The data showed that the amount owed by Canadian households is also higher than the country’s entire gross domestic product (GDP). The Canada Mortgage and Housing Corporation said high home prices are to blame for the ballooning debt.
Household debt in the United States and United Kingdom by comparison has shrunk in the last 10 years. In a report released on Tuesday, the Canada Mortgage and Housing Corporation warned that Canadians would not be able to weather a recession because of the high amount of debt they owe.
The corporation’s deputy chief economist, Aled ab Iorwerth said, “unfortunately, Canada’s very high levels of household debt – and the highest in the G7 – makes the economy vulnerable to any global economic crisis.”
In his report, ab Iorwerth declared that 75 per cent of Canada’s household debt comes from mortgages.
Home prices rising in Canada
As home prices increase in Canada, the household debt in Canada rises as well. He added that longer term, re-establishing housing affordability in Canada will be key to reducing household debt if they want to become homeowners.
The average home price in Canada is C$716,083 ($528,000; £426,000), according to the Canada Real Estate Association, though homes in Canada’s most populous city, Toronto, average about C$1.15 million. Home prices are the highest in Vancouver, British Columbia, where the average price tag for a property is around C$1.29 million.
Both Toronto and Vancouver consistently rank among the top 10 most unaffordable cities in the world.
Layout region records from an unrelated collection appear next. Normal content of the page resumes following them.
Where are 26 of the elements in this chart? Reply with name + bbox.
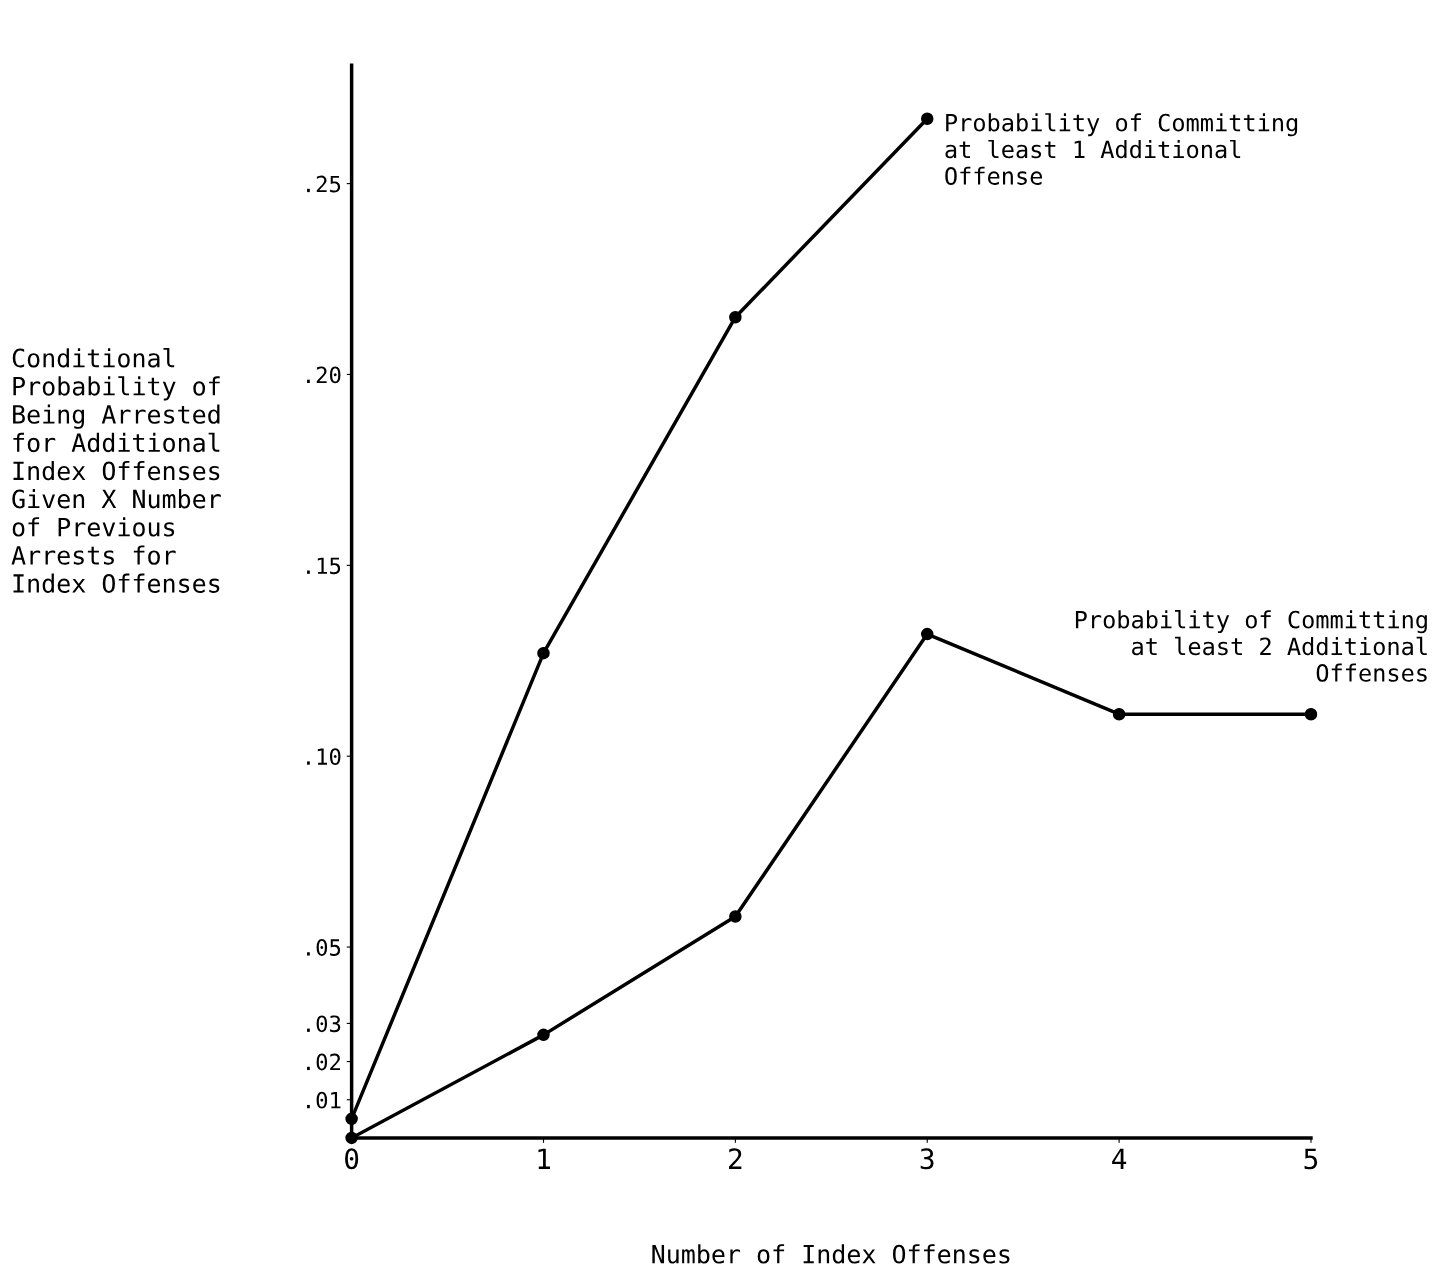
series-label: Probability of Committing at least 2 Additional Offenses [1075, 610, 1427, 682]
series-label: Probability of Committing at least 1 Additional Offense [945, 113, 1298, 185]
y-tick-label: .15 [307, 557, 341, 575]
x-tick-label: 1 [538, 1148, 550, 1169]
point [1304, 707, 1318, 721]
point [537, 646, 550, 660]
point [920, 112, 934, 125]
x-tick-label: 2 [729, 1148, 742, 1169]
point [729, 310, 742, 324]
x-tick-label: 0 [345, 1148, 359, 1170]
point [729, 910, 742, 923]
y-tick-label: .02 [307, 1053, 341, 1071]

The average value of a Canadian home has more than doubled since 2011, when houses were valued at around C$352,000.
Comparison with other Western nations
As of 2021, Canada’s household debt is seven per cent higher than the country’s entire GDP, which is an increase from 2010, when household debt was about five per cent lower. The BBC reports that by comparison, household debt in the US fell from 100 per cent of the country’s GDP in 2008 to about 75 per cent in 2021.
Household debt as a share of GDP in the UK also fell from 94 per cent in 2010 to 86 per cent in 2021. “While US households reduced debt, Canadians increased theirs and this will likely continue to increase unless we address affordability in the housing market,” ab Iorwerth said.
Among major Western nations, only Australia has a higher household debt rate as a share of its GDP (119 per cent). Canada’s government has been under pressure to address the growing issue of housing unaffordability.
Earlier this year, Canada enacted a two-year ban on foreigners buying homes in the country in an attempt to ease unaffordability. Some have also called on officials to enact measures that will increase Canada’s housing supply, as the country’s population has grown by a record of more than a million people in 2022.